While the iPhone 4 could be called the Apple’s disaster, the iPad is becoming a best seller product. The iPad is what most of us wanted to see when Microsoft announced the Origami Project. What were we expecting from MS:
- a device with about 10-12 hours of battery life
- a very portable device in the market hole that existed between the 4.5 inches and the 9.8 inches (the smaller Tablet PC in the market at that time (Fujitsu P15/1600)).
- Instant On/Off. Hibernation or Standby in Windows 7 is close but still not there.
- an Operating System redesigned with a better touch support. More finger friendly. Creating interfaces like the Origami Project or the one installed in Surface is not enough.
Unfortunately, the Origami Project came to life when MS was ending with XP and trying to sell the Vista Fiasco. On top of that, there was the transition in the Intel mobile processor market to the new Atom processor. The A100 and the A110 failed to deliver the performance and the battery life that we expected from them. Microsoft in another hand failed to see that even today, more than 4 years after the announcement of the Origami Project, the technology to achieve more than 10 hours of battery, keep an external design mobile enough and have enough power to move Windows 7 efficiently does not exist. At this moment to me is clear that battery life and a full multitask are not good friends. At least in the way we have it in Windows. Microsoft refused to create a new OS for Origami, something that many of us saw as the solution to increase both performance and battery live. Origami was designed to be a companion PC, never to substitute the Desktop PC at home. Then, if that the case why to load a full OS on then. What was needed was to ensure that the OS loaded in Origami was compatible with any file created in a PC such as all kind of Office Documents. That way you could have used your home PC to create and the Origami for last moment editing and show up via projectors those documents.
Apple in the iPad found and used the most balanced formula to take over the Origami Project.

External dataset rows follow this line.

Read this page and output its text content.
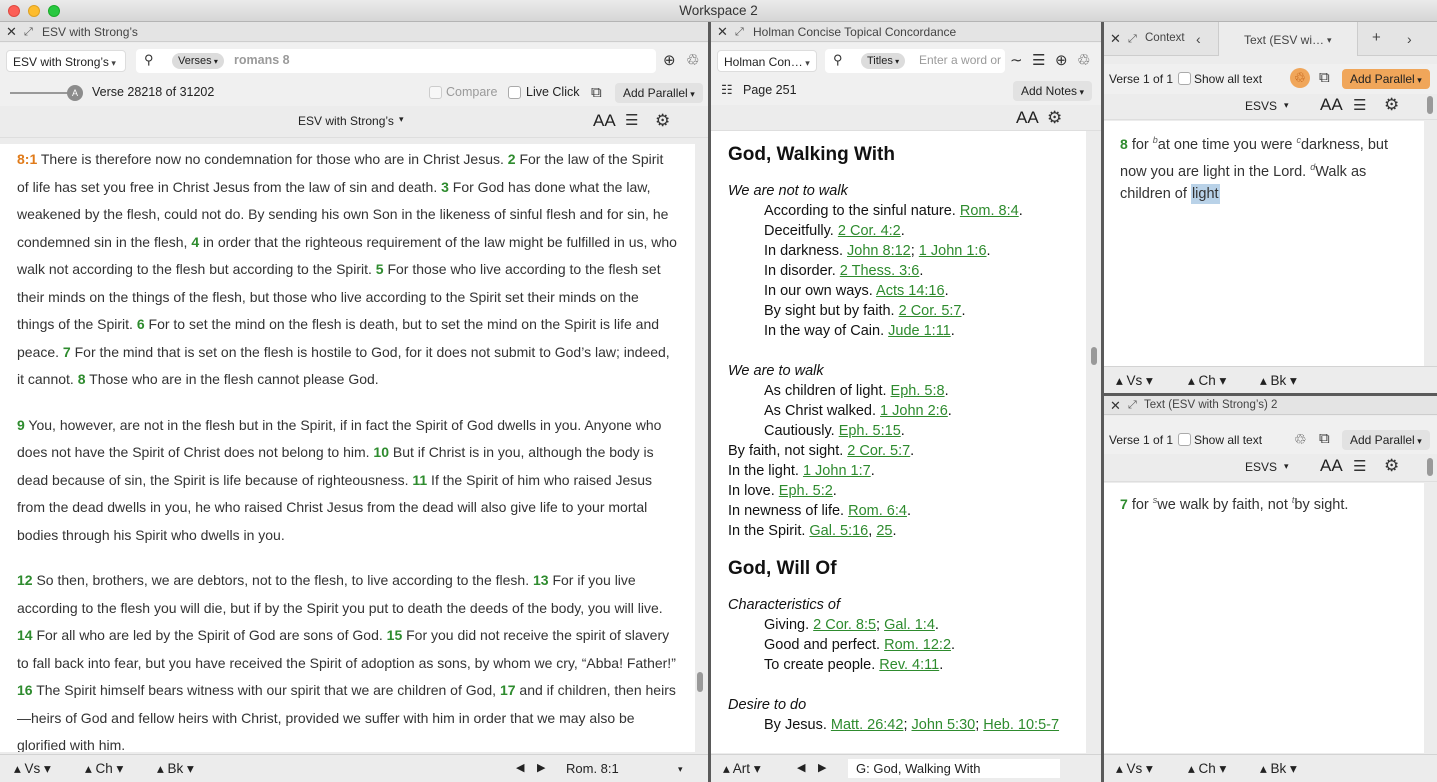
Workspace 2
✕ ⤢ ESV with Strong’s
ESV with Strong’s ▾	⚲	Verses ▾	romans 8	⊕ ♲
A	Verse 28218 of 31202	Compare Live Click ⧉	Add Parallel ▾
ESV with Strong’s ▾	AA ☰ ⚙

8:1 There is therefore now no condemnation for those who are in Christ Jesus. 2 For the law of the Spirit of life has set you free in Christ Jesus from the law of sin and death. 3 For God has done what the law, weakened by the flesh, could not do. By sending his own Son in the likeness of sinful flesh and for sin, he condemned sin in the flesh, 4 in order that the righteous requirement of the law might be fulfilled in us, who walk not according to the flesh but according to the Spirit. 5 For those who live according to the flesh set their minds on the things of the flesh, but those who live according to the Spirit set their minds on the things of the Spirit. 6 For to set the mind on the flesh is death, but to set the mind on the Spirit is life and peace. 7 For the mind that is set on the flesh is hostile to God, for it does not submit to God’s law; indeed, it cannot. 8 Those who are in the flesh cannot please God.

9 You, however, are not in the flesh but in the Spirit, if in fact the Spirit of God dwells in you. Anyone who does not have the Spirit of Christ does not belong to him. 10 But if Christ is in you, although the body is dead because of sin, the Spirit is life because of righteousness. 11 If the Spirit of him who raised Jesus from the dead dwells in you, he who raised Christ Jesus from the dead will also give life to your mortal bodies through his Spirit who dwells in you.

12 So then, brothers, we are debtors, not to the flesh, to live according to the flesh. 13 For if you live according to the flesh you will die, but if by the Spirit you put to death the deeds of the body, you will live. 14 For all who are led by the Spirit of God are sons of God. 15 For you did not receive the spirit of slavery to fall back into fear, but you have received the Spirit of adoption as sons, by whom we cry, “Abba! Father!” 16 The Spirit himself bears witness with our spirit that we are children of God, 17 and if children, then heirs—heirs of God and fellow heirs with Christ, provided we suffer with him in order that we may also be glorified with him.

▴ Vs ▾	▴ Ch ▾ ▴ Bk ▾	◀ ▶ Rom. 8:1	▾
✕ ⤢ Holman Concise Topical Concordance
Holman Con… ▾	⚲	Titles ▾	Enter a word or ∼ ☰ ⊕ ♲
☷ Page 251	Add Notes ▾
AA ⚙
God, Walking With
We are not to walk
According to the sinful nature. Rom. 8:4.
Deceitfully. 2 Cor. 4:2.
In darkness. John 8:12; 1 John 1:6.
In disorder. 2 Thess. 3:6.
In our own ways. Acts 14:16.
By sight but by faith. 2 Cor. 5:7.
In the way of Cain. Jude 1:11.
We are to walk
As children of light. Eph. 5:8.
As Christ walked. 1 John 2:6.
Cautiously. Eph. 5:15.
By faith, not sight. 2 Cor. 5:7.
In the light. 1 John 1:7.
In love. Eph. 5:2.
In newness of life. Rom. 6:4.
In the Spirit. Gal. 5:16, 25.
God, Will Of
Characteristics of
Giving. 2 Cor. 8:5; Gal. 1:4.
Good and perfect. Rom. 12:2.
To create people. Rev. 4:11.
Desire to do
By Jesus. Matt. 26:42; John 5:30; Heb. 10:5-7
▴ Art ▾	◀ ▶	G: God, Walking With
✕ ⤢ Context ‹	Text (ESV wi… ▾	+ ›
Verse 1 of 1 Show all text	♲ ⧉	Add Parallel ▾
ESVS ▾ AA ☰ ⚙
8 for $^b$at one time you were $^c$darkness, but now you are light in the Lord. $^d$Walk as children of light
▴ Vs ▾	▴ Ch ▾ ▴ Bk ▾
✕ ⤢ Text (ESV with Strong’s) 2
Verse 1 of 1 Show all text ♲ ⧉	Add Parallel ▾
ESVS ▾ AA ☰ ⚙
7 for $^s$we walk by faith, not $^t$by sight.
▴ Vs ▾	▴ Ch ▾ ▴ Bk ▾
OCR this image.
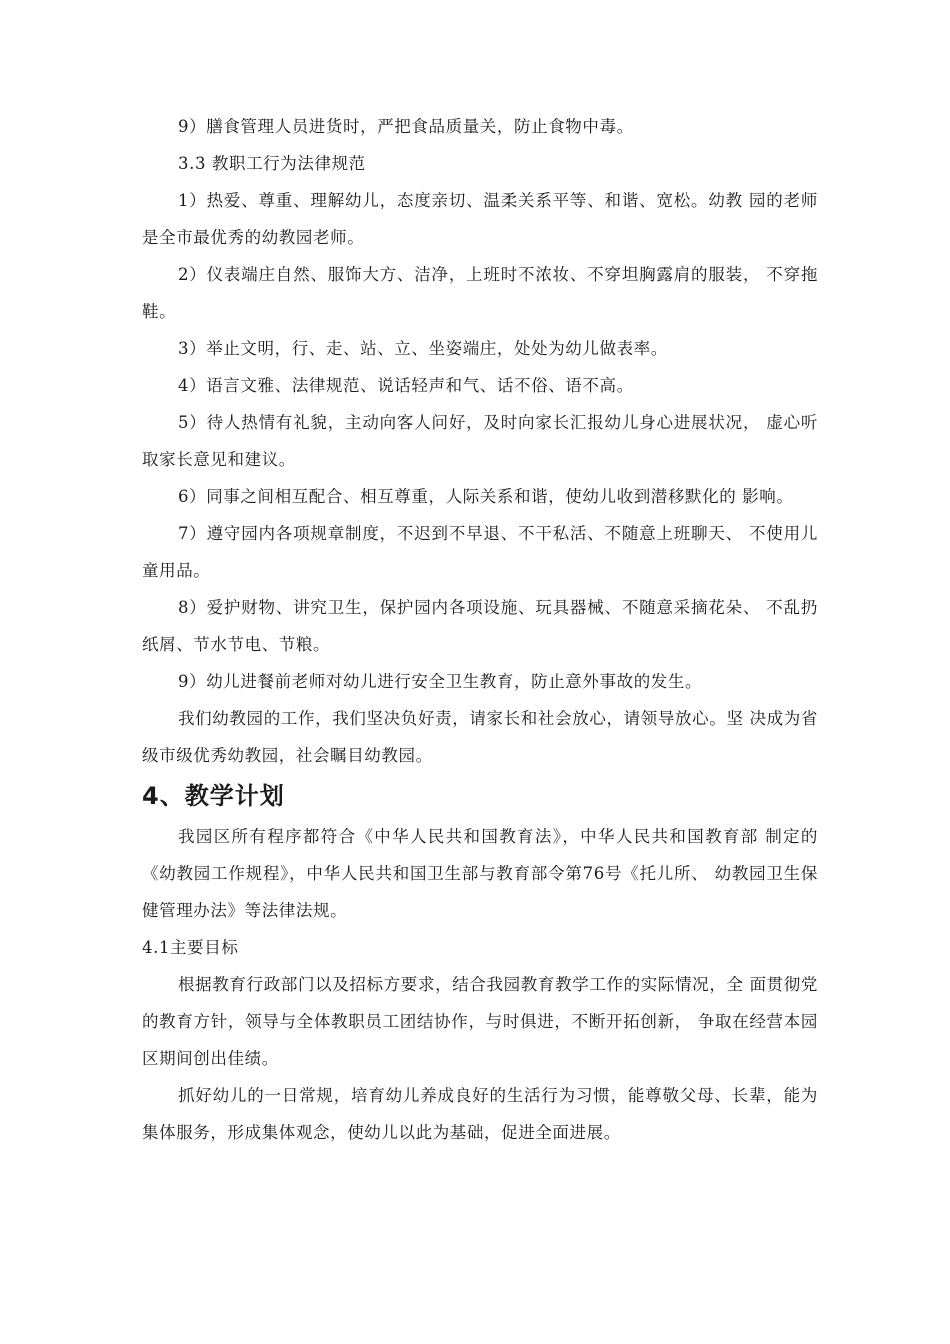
9）膳食管理人员进货时，严把食品质量关，防止食物中毒。

3.3 教职工行为法律规范

1）热爱、尊重、理解幼儿，态度亲切、温柔关系平等、和谐、宽松。幼教 园的老师是全市最优秀的幼教园老师。

2）仪表端庄自然、服饰大方、洁净，上班时不浓妆、不穿坦胸露肩的服装， 不穿拖鞋。

3）举止文明，行、走、站、立、坐姿端庄，处处为幼儿做表率。

4）语言文雅、法律规范、说话轻声和气、话不俗、语不高。

5）待人热情有礼貌，主动向客人问好，及时向家长汇报幼儿身心进展状况， 虚心听取家长意见和建议。

6）同事之间相互配合、相互尊重，人际关系和谐，使幼儿收到潜移默化的 影响。

7）遵守园内各项规章制度，不迟到不早退、不干私活、不随意上班聊天、 不使用儿童用品。

8）爱护财物、讲究卫生，保护园内各项设施、玩具器械、不随意采摘花朵、 不乱扔纸屑、节水节电、节粮。

9）幼儿进餐前老师对幼儿进行安全卫生教育，防止意外事故的发生。

我们幼教园的工作，我们坚决负好责，请家长和社会放心，请领导放心。坚 决成为省级市级优秀幼教园，社会瞩目幼教园。

4、教学计划

我园区所有程序都符合《中华人民共和国教育法》，中华人民共和国教育部 制定的《幼教园工作规程》，中华人民共和国卫生部与教育部令第76号《托儿所、 幼教园卫生保健管理办法》等法律法规。

4.1主要目标

根据教育行政部门以及招标方要求，结合我园教育教学工作的实际情况，全 面贯彻党的教育方针，领导与全体教职员工团结协作，与时俱进，不断开拓创新， 争取在经营本园区期间创出佳绩。

抓好幼儿的一日常规，培育幼儿养成良好的生活行为习惯，能尊敬父母、长辈，能为集体服务，形成集体观念，使幼儿以此为基础，促进全面进展。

How to achieve 10 hours of battery. Well, we have to strip down the hardware. You can't get rid of the screen but you can get rid of all the USB modules, memory readers and HDD. Just by doing that you are gaining 60% of battery savings. Now, eliminating all that your motherboard becomes smaller. About the size used in an iPhone or an Android phone, that means more battery savings. On top of that, add a flat battery covering almost 70% of the back area of the iPad (Check this picture). The rest is software. If you don't have multitask then you don't have any one sucking your battery in background.. Apple did not use MacOS in their iPad. Why? Because they did not want to send down the pipe all their battery savings that’s why they used the iOS. I believe that Jobs does not want flash because he would have problems to stop all those flash adds when the user switches from Safari to any other program. And he is right, some of those flash animations sucks a lot of resources. Of course there are other solutions for the flash issue, we have seen it in Froyo 2.2. I mention flash to show the obsession of Apple with saving battery life.
The bottom line, To gain what MS was dreaming to see in the Origami Project you have to change the whole mentality behind the design. You have to change the hardware and the software. Microsoft did not change enough the hardware and did not change at all the software.
Apple did not invent the wheel. They optimized it. And they did it right.
It really is not a panacea, but since I have the Ipad, which I have not make the UMPC from the case.
ReplyDeleteIn my modest opinion lacks only a more powerful operating system to be perfect.
I hope someone (other than Apple) make these part.